November 23, 2012 / Vol. 61 / No. 46

MMWR Introduction

CDC measured average levels of respirable suspended particles (RSPs), small pieces of smoke that can be inhaled into the lungs—a marker of secondhand smoke, at nine large-hub airports. Five of these airports have designated smoking areas: Hartsfield-Jackson Atlanta International, Washington Dulles International, McCarran International in Las Vegas, Salt Lake City International, and Denver International. The other four airports are smoke-free: Fort Lauderdale-Hollywood International, Orlando International, Chicago O’Hare International, and Phoenix Sky Harbor International. CDC found that the average levels of RSPs were 23 times higher in the smoking areas than the average levels in the smoke-free airports. Also, the average RSP levels next to the smoking areas were 5 times higher than average levels in smoke-free airports.
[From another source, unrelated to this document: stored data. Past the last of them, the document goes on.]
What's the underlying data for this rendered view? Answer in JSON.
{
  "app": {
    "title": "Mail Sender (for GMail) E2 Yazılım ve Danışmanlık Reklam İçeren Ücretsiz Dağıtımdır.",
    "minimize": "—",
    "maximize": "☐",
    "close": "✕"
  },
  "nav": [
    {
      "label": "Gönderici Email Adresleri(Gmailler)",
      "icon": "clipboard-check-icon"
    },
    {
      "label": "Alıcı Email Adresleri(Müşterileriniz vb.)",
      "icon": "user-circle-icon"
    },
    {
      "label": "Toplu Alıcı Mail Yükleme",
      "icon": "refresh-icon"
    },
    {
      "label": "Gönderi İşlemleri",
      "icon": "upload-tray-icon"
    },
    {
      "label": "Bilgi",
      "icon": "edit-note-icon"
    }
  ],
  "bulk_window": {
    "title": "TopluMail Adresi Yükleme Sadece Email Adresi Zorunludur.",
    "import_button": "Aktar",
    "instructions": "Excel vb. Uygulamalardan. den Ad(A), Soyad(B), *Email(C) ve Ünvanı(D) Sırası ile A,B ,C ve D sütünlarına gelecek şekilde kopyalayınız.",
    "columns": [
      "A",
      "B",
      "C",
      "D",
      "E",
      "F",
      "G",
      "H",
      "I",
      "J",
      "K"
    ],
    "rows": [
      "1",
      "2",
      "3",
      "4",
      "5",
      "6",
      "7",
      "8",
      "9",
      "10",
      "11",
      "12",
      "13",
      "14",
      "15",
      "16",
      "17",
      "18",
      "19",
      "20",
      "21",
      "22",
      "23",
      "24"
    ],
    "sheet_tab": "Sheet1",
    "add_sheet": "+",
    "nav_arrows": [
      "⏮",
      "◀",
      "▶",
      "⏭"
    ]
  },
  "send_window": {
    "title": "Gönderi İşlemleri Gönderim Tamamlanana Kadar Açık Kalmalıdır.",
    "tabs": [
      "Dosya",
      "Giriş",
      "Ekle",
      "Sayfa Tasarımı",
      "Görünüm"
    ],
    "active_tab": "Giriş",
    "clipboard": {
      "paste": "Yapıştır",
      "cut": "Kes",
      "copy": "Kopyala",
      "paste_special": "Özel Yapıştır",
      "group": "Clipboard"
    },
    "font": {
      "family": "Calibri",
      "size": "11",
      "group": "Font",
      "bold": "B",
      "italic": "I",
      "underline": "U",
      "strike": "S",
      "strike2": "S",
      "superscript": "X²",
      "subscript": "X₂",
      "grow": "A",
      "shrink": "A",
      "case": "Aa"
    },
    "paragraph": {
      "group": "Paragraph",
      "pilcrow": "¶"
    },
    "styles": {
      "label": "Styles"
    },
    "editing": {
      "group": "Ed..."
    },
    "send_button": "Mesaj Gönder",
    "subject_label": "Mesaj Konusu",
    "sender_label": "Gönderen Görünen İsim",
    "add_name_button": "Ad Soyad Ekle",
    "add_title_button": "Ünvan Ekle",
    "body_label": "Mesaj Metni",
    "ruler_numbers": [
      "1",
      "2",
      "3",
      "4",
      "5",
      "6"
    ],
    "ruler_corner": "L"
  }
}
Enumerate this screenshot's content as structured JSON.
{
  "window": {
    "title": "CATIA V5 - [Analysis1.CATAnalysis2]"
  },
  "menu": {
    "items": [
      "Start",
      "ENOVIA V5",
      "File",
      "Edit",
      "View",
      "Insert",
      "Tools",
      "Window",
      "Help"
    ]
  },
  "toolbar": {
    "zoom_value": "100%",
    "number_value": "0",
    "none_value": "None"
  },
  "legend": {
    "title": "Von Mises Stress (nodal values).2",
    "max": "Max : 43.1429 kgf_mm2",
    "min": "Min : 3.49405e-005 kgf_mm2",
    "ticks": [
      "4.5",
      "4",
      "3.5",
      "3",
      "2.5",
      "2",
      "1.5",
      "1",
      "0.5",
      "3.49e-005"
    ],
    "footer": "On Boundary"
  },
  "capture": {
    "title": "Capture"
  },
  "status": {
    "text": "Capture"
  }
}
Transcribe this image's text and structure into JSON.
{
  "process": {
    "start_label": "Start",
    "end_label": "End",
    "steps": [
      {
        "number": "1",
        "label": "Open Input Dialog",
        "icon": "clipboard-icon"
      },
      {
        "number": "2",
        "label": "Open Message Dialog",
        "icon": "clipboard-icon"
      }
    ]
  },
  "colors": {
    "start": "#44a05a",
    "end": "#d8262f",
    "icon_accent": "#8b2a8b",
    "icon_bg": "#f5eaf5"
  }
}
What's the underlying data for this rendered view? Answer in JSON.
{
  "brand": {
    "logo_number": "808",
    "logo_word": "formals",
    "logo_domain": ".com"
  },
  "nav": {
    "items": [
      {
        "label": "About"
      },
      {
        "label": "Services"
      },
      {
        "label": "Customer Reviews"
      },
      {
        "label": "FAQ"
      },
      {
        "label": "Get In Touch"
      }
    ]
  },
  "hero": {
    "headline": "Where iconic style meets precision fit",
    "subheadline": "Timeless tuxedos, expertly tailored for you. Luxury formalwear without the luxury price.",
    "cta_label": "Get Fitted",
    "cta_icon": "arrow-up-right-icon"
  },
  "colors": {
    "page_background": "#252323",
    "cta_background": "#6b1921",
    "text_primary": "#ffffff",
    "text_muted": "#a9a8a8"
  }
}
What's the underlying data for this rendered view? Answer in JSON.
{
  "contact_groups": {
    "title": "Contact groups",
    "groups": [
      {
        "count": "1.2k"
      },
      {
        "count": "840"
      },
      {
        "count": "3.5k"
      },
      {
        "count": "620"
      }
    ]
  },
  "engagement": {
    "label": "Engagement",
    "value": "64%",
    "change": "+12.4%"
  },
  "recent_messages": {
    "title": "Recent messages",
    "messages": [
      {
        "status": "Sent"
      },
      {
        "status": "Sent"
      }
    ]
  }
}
Currently in the United States, 5 of the 29 large-hub airports allow smoking in designated indoor areas accessible to the public. In 2011, these 5 airports had a combined traffic of more than 110 million passengers, which is 15% of all U.S. air travel. The findings show that workers and travelers, including children, at airports that allow indoor smoking are at risk of exposure to secondhand smoke. There is no safe level of secondhand smoke exposure. Completely eliminating smoking inside airports is the only way to protect nonsmoking airport employees and travelers of all ages from exposure to secondhand smoke.